NASA's James Webb Telescope is going through some critical manoeuvre phases which will determine its success as a mission to shed light on the origin of the universe. The powerful space observatory, which was launched into orbit on Christmas Day, is heading for a “make or break” moment when it attempts to unpack its five-layered sun shield. The barrier will provide the space telescope with super cold temperatures for its instruments to work properly. And NASA is providing regular updates via Twitter on these tense moments, which are being followed by millions of enthusiasts around the world.
In a tweet, NASA said the James Webb team has successfully extended the Deployable Tower Assembly (DTA) in order to unfold the sun shield in the next few days. The launch of the space telescope from Earth was only the start of a six-month process to get James Webb into place for its job. The process is lengthy, as James Webb Space Telescope is a big observatory, packed into a tiny space inside the nose cone of the Ariane launcher. What this means is that the telescope could only be unfolded once it was released into orbit.
The deployment of DTA creates space between the upper section of the observatory and the spacecraft bus to allow sensitive mirrors and instruments to cool down to necessary temperatures to detect infrared light. This gap will also provide room for the sun shield membranes, each as thin as human hair, to fully unfold.

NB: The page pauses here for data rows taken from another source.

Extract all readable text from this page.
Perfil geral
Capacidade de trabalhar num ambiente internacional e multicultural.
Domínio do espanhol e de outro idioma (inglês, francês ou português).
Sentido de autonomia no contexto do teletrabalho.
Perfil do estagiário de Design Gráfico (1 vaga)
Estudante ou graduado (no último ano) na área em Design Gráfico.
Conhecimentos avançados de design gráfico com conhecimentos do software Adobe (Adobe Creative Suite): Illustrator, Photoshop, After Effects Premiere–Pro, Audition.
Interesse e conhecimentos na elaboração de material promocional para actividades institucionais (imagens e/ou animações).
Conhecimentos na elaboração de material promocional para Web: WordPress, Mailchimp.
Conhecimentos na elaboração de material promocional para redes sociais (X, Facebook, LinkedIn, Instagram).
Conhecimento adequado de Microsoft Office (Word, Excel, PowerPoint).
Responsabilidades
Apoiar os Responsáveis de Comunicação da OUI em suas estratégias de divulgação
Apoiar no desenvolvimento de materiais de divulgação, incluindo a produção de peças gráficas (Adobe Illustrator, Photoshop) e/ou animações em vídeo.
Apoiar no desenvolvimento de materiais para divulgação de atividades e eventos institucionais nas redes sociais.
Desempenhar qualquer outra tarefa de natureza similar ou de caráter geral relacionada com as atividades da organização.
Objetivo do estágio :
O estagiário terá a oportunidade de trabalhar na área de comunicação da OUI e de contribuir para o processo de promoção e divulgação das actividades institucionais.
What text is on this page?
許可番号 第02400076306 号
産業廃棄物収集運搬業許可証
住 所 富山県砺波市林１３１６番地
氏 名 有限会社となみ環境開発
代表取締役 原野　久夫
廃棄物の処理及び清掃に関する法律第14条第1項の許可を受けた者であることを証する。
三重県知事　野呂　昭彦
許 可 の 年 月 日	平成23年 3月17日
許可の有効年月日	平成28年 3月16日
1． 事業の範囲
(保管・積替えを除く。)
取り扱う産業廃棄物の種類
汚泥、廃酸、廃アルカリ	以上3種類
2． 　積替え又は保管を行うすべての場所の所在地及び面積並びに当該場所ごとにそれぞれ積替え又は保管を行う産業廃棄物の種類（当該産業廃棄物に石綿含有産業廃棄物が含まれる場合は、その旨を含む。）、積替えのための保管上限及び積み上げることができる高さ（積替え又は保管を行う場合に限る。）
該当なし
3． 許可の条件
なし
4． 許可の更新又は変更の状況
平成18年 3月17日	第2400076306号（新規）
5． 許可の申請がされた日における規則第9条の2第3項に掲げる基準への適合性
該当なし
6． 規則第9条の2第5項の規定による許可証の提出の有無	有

There's little room for error.
James Webb Space Telescope "is split into a ‘hot side' and ‘cold side' by its sun shield. The sun shield will always be facing the Sun to block out heat and light, as Webb's mirrors need to stay extremely cold to observe faint heat signals in the universe,” NASA explained in another tweet.
Why the need for this hot and cold separation? Temperatures on the hot side of James Webb will reach as high as 85 degrees Celsius and on the cold side it will be about -233 degrees Celsius. If you are intrigued by such a huge temperature difference, NASA has set up a live tracker. “Note that temperatures will continue to change as Webb unfolds and then cools down to operating temperatures over the next months,” the agency added.
NASA said that the James Webb team has successfully completed two mid-course corrections that will significantly enhance the life of the observatory.
James Webb, meanwhile, has automatically executed the solar array deployment after rocket separation. “Because Webb was already in the correct attitude, the array deployed about 1.5 min after separation, or 29 min. after launch,” the agency added.
The James Webb Space Telescope is a joint project of the NASA, European Space Agency, and the Canadian Space Agency.